Trump is a masterful tweeter. Favouritise, retweet and reply each and every tweet of his, and hashtag Team Trump like a rabid Kardashian fan obsessed with pop culture. It may be inappropriate to treat a President the same way you would a reality TV star — oh wait.
Whenever someone disagrees with you — tomatoes are not fruits; white-gold vs blue-black dress — scream “FAKE NEWS!” and then go on a Twitter rant.
Binge-watch all 14 seasons of The Apprentice starring the President. Be inspired by his rags-to-riches, reality-TV-star-to-President story.

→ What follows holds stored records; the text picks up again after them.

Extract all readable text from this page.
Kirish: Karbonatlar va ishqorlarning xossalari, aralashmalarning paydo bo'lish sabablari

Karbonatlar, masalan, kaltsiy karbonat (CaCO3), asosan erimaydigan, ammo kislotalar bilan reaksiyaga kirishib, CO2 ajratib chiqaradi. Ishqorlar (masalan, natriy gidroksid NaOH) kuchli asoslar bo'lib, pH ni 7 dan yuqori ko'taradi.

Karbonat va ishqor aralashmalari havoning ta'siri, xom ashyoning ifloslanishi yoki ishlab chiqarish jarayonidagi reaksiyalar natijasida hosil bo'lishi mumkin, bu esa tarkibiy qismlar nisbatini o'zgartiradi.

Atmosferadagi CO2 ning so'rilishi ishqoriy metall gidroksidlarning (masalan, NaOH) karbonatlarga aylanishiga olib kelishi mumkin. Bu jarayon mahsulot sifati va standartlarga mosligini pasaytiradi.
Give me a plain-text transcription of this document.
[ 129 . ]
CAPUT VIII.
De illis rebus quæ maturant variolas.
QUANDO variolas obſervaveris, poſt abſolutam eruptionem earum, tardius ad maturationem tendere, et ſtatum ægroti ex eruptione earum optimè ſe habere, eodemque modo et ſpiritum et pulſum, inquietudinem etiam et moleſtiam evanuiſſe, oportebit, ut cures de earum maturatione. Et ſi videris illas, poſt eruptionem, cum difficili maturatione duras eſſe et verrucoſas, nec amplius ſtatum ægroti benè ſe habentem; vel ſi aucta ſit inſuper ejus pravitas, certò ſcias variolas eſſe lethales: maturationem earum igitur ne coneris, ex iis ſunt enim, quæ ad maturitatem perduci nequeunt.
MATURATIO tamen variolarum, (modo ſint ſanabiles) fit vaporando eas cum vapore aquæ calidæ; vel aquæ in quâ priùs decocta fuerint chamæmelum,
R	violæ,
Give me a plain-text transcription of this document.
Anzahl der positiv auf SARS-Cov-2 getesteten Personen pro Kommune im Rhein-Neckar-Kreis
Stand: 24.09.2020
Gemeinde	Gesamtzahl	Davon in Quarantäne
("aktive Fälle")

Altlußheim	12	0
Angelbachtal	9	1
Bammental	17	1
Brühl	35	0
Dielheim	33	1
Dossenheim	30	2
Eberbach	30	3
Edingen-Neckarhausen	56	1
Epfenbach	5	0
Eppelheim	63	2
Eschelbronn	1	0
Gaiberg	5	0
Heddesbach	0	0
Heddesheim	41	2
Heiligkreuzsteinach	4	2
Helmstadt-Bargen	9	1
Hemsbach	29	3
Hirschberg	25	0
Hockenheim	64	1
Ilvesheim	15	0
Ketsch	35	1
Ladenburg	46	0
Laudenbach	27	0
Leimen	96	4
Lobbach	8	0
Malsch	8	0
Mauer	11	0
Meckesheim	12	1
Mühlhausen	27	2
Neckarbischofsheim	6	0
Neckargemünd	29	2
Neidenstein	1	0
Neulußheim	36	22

For all his wrongdoings, blame it on everyone, everything else but the angelic Trump. That pussy-grabbing comment? How creepy is that cameraman, taping a conversation between two men in a locker room? That incestuous comment about dating Ivanka? Well the Greek gods started it!
Trump has a pompous charisma. Pepper your soliloquies and speeches with hyperbolic superlatives of supercalifragilisticexpialidocious bombast. That way you can make a point without actually making one. “I will be the greatest jobs president that God ever created.” “I would bring back waterboarding and I’d bring back a hell of a lot worse than waterboarding.”
The high road? Don’t take it, not unless it leads to a roomful of prostitutes with a proclivity for the kinky. Keep a Burn Book: a who’s who of the people who have lambasted you for trivial transgressions such as mocking someone with disabilities. Jealous with a capital J.